Fifteen hundred years ago, PEACE WEAVING was a vital strand in our culture. In early societies women, the weavers of cloth and clothes and furnishings, also wove the fabric of society. They wove words to create peace.
That was their job. With skilful word weaving, kind deeds and the exchange of gifts women tried to strengthen the bonds that joined people. And men consulted them about ways of avoiding blood feuds and battles. Even then, some people saw that war was a waste of society's most precious resource, people.
Peace is living without fear.
Fifteen hundred years ago, this truth was a part of the daily lives of people in early societies. Back then, peace weaving wasn’t a slogan—it was connection and care. Women, who spun threads into cloth, also wove together the fragile ties of community, used their voices, their presence, their stories and gifts to heal rifts and prevent wars. Their role was not decorative—it was essential. And their peace-making was not soft. It was strategic, tender, and wise.

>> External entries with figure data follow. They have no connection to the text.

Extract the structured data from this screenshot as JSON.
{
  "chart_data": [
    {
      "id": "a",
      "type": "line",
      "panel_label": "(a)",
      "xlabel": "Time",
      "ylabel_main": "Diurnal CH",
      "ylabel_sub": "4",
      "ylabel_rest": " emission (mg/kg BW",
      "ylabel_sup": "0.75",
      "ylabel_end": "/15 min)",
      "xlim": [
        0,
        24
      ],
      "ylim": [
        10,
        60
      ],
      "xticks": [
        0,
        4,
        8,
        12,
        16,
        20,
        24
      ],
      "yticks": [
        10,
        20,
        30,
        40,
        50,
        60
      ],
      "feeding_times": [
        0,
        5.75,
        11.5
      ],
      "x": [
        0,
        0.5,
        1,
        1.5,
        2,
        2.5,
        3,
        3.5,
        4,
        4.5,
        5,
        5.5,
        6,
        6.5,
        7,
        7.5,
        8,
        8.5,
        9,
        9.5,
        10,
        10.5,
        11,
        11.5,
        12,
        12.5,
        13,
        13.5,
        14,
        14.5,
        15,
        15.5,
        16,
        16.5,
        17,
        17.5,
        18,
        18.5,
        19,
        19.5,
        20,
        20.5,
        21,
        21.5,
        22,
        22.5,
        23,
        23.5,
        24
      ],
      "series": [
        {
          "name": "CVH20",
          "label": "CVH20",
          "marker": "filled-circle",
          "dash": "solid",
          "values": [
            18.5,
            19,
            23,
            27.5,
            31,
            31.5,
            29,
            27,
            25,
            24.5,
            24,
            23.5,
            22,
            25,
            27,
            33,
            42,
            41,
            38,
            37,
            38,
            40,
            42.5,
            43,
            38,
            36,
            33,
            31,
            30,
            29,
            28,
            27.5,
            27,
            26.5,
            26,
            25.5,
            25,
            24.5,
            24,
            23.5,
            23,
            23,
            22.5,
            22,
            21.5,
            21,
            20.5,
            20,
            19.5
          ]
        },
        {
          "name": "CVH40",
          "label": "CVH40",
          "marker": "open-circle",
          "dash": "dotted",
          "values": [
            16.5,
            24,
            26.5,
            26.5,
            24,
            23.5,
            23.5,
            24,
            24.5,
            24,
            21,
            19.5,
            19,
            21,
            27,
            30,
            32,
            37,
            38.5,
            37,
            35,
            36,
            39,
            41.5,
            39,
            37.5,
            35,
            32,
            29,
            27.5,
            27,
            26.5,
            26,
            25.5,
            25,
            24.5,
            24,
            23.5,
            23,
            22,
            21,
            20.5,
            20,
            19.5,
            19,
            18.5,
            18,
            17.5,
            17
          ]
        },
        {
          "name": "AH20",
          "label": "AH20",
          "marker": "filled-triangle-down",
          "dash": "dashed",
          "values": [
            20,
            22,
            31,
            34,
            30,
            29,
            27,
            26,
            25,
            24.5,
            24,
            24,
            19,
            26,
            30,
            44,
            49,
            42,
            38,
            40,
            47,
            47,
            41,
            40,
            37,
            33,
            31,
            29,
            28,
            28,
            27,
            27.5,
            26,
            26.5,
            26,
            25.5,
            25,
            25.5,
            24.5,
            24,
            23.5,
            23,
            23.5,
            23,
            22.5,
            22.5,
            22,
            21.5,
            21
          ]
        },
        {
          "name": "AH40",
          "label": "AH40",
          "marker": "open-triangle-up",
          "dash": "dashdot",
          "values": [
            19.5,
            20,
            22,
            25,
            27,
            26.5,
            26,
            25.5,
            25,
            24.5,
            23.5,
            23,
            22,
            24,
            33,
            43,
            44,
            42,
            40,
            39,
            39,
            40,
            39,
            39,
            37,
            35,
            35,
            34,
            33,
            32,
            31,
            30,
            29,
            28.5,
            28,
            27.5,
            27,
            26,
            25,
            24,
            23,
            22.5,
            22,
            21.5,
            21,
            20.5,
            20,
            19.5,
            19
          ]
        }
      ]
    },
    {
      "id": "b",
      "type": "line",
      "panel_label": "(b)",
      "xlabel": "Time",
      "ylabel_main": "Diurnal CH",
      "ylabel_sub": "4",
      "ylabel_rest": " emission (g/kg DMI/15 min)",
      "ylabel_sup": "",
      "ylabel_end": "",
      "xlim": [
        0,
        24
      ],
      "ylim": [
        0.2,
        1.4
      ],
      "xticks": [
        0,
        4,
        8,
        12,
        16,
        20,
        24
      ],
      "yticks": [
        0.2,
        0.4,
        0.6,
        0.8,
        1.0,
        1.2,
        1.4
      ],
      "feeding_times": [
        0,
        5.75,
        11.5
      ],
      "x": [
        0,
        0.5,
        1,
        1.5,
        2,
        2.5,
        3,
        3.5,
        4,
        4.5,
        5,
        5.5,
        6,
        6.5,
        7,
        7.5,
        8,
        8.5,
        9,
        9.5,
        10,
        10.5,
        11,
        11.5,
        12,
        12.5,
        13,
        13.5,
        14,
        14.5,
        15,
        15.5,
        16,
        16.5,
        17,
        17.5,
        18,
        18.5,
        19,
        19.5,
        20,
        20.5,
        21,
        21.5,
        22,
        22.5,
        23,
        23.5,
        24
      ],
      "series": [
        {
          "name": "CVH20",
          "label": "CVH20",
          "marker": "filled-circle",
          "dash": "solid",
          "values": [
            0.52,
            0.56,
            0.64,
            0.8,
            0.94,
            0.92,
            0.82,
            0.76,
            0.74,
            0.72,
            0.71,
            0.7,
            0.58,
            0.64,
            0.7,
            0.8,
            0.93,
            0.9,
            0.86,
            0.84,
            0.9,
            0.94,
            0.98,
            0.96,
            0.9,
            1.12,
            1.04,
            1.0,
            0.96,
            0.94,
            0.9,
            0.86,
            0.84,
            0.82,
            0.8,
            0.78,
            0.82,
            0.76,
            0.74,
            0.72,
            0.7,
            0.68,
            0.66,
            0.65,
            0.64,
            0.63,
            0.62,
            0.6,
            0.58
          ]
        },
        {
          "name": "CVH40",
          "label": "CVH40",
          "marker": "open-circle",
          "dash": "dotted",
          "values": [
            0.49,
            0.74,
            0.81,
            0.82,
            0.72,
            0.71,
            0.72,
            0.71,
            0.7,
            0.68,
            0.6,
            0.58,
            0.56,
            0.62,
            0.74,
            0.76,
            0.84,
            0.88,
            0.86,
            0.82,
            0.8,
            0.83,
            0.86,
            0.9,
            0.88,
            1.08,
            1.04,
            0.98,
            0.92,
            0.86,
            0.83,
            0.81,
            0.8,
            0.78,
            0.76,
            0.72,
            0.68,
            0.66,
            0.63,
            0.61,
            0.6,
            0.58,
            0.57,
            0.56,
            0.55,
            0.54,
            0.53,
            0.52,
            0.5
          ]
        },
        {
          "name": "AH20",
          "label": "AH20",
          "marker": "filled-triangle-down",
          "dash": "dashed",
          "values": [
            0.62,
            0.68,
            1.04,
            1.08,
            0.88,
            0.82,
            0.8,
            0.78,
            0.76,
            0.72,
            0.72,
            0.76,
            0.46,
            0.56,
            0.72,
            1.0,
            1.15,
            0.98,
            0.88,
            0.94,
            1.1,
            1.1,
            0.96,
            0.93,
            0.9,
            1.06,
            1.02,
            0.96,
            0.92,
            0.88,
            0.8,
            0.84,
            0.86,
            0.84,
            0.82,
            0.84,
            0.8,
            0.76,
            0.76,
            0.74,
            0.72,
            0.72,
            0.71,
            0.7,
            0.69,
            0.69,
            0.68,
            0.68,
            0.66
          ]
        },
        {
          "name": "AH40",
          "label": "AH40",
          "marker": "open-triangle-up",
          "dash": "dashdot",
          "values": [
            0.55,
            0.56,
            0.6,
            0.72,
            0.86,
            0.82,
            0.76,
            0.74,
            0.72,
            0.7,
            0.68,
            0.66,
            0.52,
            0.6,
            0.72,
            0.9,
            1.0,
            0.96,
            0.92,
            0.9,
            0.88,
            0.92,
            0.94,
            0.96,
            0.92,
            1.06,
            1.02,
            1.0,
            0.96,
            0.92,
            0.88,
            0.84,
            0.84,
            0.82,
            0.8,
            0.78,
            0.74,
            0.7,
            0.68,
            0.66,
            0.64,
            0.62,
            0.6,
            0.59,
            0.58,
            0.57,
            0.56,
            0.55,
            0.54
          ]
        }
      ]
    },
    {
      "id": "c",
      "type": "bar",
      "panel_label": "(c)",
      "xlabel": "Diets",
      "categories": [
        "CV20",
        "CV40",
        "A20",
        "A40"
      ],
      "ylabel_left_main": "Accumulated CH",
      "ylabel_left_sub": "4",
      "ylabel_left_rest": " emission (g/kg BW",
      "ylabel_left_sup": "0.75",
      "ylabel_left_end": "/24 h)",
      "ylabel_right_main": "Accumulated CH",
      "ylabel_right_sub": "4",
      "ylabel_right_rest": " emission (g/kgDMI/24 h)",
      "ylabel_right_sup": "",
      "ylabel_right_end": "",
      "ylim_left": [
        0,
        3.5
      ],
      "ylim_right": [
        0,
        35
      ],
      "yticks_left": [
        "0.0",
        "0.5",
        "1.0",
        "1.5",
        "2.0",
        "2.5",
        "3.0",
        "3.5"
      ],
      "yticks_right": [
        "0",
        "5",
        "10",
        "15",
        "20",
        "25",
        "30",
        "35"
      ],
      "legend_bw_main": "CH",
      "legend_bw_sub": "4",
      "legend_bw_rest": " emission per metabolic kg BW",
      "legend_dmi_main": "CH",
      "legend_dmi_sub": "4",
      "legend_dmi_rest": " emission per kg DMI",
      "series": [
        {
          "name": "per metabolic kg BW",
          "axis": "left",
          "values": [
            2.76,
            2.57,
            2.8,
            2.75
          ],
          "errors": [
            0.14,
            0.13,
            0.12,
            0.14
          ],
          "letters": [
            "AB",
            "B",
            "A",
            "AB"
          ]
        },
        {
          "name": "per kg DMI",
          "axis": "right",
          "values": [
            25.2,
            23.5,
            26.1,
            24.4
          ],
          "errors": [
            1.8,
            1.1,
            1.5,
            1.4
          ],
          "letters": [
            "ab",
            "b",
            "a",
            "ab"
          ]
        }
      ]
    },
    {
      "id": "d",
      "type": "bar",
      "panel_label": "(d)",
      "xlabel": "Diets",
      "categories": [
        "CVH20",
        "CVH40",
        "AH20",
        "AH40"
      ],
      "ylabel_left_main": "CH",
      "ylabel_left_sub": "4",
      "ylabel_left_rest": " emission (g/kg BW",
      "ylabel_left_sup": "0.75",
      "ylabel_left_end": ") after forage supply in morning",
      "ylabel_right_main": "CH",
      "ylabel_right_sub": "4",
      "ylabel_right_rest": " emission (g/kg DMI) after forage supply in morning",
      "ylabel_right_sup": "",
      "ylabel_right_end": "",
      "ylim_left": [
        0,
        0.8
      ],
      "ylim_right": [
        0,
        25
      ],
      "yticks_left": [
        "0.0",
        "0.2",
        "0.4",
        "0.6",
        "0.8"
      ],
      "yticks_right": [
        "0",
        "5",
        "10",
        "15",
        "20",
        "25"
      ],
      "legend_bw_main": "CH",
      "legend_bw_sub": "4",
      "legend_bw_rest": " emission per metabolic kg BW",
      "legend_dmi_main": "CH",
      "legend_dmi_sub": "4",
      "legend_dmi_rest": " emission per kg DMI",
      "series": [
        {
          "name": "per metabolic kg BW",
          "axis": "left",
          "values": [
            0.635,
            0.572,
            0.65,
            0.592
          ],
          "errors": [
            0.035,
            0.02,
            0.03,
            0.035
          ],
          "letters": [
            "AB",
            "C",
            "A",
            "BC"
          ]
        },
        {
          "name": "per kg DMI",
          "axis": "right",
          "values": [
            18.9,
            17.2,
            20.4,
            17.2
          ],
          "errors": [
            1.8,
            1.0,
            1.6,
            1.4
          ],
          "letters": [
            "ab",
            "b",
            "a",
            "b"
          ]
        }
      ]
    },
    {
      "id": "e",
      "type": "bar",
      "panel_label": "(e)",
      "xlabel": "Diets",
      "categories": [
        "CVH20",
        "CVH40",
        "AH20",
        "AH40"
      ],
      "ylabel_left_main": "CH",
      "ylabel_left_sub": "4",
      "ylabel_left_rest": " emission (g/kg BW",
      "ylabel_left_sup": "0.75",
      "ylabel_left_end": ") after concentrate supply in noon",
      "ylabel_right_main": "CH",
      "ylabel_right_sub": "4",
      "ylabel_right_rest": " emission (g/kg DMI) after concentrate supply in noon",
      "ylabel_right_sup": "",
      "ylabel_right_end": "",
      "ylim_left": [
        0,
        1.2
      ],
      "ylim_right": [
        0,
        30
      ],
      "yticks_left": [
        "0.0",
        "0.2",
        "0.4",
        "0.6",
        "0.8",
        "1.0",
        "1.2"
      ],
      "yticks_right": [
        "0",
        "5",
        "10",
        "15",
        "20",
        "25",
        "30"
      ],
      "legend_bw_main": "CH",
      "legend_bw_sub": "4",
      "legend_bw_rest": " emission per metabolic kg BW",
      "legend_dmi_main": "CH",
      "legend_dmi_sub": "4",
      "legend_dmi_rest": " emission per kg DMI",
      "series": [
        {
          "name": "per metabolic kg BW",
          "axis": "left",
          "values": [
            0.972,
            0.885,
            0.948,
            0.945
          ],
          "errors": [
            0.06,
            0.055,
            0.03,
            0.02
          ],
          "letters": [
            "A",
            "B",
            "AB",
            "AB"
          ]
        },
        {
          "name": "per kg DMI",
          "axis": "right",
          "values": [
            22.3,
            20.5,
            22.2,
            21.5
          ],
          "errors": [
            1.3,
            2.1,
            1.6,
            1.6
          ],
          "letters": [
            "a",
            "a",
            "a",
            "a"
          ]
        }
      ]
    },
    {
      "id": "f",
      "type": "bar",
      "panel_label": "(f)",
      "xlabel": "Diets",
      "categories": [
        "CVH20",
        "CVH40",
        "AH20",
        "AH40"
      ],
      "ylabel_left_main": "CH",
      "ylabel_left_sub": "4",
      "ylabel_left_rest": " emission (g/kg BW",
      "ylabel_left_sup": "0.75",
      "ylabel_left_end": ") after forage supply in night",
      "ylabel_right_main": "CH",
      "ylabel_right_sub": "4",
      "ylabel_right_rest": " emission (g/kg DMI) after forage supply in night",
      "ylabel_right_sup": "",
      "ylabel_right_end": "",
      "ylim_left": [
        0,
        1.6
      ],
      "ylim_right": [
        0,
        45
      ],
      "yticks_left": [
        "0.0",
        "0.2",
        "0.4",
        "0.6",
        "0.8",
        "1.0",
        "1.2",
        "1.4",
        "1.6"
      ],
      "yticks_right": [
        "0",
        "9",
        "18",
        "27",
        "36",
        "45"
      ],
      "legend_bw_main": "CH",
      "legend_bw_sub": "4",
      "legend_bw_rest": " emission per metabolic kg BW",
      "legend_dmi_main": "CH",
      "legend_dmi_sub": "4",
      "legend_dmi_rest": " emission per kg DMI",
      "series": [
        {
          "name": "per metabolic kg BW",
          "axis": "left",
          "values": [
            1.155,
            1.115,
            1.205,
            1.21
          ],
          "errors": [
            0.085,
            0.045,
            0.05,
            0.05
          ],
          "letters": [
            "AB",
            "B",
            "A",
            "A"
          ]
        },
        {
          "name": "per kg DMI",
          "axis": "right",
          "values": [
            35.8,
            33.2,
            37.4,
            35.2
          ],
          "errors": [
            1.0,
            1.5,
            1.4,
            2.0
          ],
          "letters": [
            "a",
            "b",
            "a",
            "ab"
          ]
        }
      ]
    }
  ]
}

They understood something we’re in danger of forgetting: that peace starts in the everyday.
In listening, in choosing healing over harm.
Peace should be our starting point, not our stretch goal. It should be the very least we offer one another. A safe place, free of fear. A society that doesn’t sacrifice its people for power.
Trainquility doesn’t begin at summits or in treaties. It starts in daily life—in homes where children aren’t afraid, in cities where difference isn’t a danger, in countries where dignity isn’t reserved for a few.
Peace is not a luxury.
It’s the minimum.
And anything less is not progress. It’s a loss.